Она остановилась и посмотрела на меня.
— В общем, когда на эшафот вскочил Арбенин, я так и рухнула ему на руки — и это было чувство такого избавления, что я даже обняла его — и, знаете, по-настоящему обняла. Публика так и заревела, как он меня вытащил — уже не помню. Лежу, всхлипываю, а он кричит: «Да с ней же плохо — где доктор?!» Потом возле двери Владимир и худрук заговорили. Худрук кричит: «А я вам говорю: сюда я вас не пущу». Володя что-то заикнулся, а худрук: «И будьте добры, оставьте сцену». Я говорю: «Владимир Николаевич…» Тут худрук зашел, наклонился надо мной и говорит: «Ну, как себя чувствуете? Доиграем, голубушка, а?» Я отвечаю…
Она замолкла.
— Ну и…
— Ну и все, — устало вздохнула она. — Играла я, конечно, на сплошных накладках. Штейн влил в меня чуть не триста грамм водки — ничего, как вода! Потом пошли ко мне…
Она опять замолчала.
— Вы, конечно, обманули. Так мы втроем и съели и выпили все — я два дня лежала. Температура тридцать восемь. Володя не отходил от меня… А Пиньку он снес в бактериологический институт. Вот и все.

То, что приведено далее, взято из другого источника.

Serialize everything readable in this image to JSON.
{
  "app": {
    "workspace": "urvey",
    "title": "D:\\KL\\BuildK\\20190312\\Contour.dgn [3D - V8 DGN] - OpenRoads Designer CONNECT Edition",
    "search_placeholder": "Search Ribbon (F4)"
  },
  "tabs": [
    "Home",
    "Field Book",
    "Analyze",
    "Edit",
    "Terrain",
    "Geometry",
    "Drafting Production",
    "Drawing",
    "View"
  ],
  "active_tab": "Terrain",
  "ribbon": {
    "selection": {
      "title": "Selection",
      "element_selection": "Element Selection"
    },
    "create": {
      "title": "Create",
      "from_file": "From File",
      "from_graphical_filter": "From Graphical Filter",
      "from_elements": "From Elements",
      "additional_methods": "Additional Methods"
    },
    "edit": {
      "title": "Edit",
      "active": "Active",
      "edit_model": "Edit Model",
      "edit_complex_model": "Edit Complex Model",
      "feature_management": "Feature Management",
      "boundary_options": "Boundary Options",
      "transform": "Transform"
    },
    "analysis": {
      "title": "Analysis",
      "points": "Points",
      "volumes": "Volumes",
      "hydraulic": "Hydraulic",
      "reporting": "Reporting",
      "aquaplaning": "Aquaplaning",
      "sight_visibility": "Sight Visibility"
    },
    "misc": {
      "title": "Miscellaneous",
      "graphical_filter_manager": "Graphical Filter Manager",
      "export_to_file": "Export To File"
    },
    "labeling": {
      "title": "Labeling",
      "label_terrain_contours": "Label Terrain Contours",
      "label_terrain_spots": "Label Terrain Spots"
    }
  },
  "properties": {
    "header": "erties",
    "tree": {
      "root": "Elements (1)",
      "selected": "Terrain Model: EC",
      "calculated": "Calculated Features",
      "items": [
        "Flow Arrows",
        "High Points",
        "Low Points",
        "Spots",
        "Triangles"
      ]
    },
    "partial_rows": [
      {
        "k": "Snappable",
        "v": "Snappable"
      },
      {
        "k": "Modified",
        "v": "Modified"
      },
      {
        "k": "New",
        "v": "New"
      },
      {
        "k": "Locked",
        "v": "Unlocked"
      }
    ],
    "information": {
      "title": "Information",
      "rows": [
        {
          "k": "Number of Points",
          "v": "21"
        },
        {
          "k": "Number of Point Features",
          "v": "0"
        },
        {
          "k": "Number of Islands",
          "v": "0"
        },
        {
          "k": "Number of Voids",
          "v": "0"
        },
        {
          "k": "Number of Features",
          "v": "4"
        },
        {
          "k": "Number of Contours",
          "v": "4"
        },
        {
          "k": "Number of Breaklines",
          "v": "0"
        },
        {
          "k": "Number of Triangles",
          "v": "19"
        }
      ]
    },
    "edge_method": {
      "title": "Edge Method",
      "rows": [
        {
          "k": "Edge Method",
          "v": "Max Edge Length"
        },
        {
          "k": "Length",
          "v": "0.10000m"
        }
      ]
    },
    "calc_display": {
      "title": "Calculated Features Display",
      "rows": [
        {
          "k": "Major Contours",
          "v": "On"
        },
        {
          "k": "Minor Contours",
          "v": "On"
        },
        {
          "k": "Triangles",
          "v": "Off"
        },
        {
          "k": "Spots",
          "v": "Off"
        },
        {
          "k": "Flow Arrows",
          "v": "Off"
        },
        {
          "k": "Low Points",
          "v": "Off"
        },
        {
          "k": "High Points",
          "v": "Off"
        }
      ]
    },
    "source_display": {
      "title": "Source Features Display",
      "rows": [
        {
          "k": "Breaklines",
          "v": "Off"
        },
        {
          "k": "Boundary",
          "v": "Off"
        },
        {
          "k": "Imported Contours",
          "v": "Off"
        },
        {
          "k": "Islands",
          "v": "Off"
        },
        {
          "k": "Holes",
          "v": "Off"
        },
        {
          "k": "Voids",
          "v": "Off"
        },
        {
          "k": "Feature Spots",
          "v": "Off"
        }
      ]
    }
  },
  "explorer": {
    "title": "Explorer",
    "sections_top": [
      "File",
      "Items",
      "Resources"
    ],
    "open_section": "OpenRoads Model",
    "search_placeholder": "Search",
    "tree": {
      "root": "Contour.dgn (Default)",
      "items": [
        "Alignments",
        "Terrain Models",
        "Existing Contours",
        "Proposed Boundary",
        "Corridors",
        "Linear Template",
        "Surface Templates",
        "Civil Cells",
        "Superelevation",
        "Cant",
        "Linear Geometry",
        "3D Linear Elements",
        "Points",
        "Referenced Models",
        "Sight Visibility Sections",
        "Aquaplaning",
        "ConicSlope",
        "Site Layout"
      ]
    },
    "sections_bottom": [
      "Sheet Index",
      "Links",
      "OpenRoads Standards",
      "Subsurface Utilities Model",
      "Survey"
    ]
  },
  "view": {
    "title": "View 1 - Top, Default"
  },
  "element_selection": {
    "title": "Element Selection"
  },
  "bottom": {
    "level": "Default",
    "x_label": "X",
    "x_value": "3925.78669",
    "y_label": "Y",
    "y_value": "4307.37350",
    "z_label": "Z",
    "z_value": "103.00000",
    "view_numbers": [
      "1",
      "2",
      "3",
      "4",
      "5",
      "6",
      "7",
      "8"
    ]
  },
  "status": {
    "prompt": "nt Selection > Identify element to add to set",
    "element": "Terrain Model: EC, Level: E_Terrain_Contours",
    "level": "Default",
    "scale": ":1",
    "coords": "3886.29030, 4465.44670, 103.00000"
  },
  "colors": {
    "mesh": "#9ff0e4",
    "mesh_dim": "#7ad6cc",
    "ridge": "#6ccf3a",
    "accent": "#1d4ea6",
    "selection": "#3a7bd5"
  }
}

— Да, да, — ответил я, думая о своем, — да, да, Ниночка, вы совершенно правы. Пинька подлец, он вас чуть не уморил, но Коля-то…
И вот тут она набросилась на меня.
— Слушайте, а сама-то по себе я для вас что-нибудь значу? — сказала она это как будто бы и спокойно, но я сразу понял: дело Николая — табак.
— То есть как это, Ниночка, сама по себе? — спросил я мягко.
— А вот так: сама по себе, — повторила она настойчиво. — У вас все Николай, Николай, Николай! Что скажет Николай, когда он приедет и увидит? Что скажет Николай, когда я ему скажу… Вот Пинька, конечно, дрянь, его надо выбросить, но ах! Николай в нем души не чает. И так всегда! Зачем вам постоянно напоминать мне об этом моем кресте — что он, недостаточно тяжел?
Я пожал плечами.
— Но вам никто не мешает его и сбросить в любую минуту, правда?
Она хмуро посмотрела на меня.
— Ох, не знаю! Вот пришли же вы выяснять мои отношения с Владимиром: не дай бог он мне еще понравится! Ну да, он мне понравился! Вот, говорю прямо — понравился. И знаете почему? Мы с ним попросту болтаем и хохочем во все горло. Какое ему дело до того, что там кто-то держит меня за сердце, он и знать этого не хочет. Для него важна я. А у вас?! Боже мой, какие у вас всех вытянутые лица, как вы почтительны к моему горю. Вы точно знаете, и какое оно большое, и сколько оно весит, и как мне тяжело; да чего вы только не знаете!..
Она, кажется, хотела сказать что-то еще, но закусила губу и замолчала.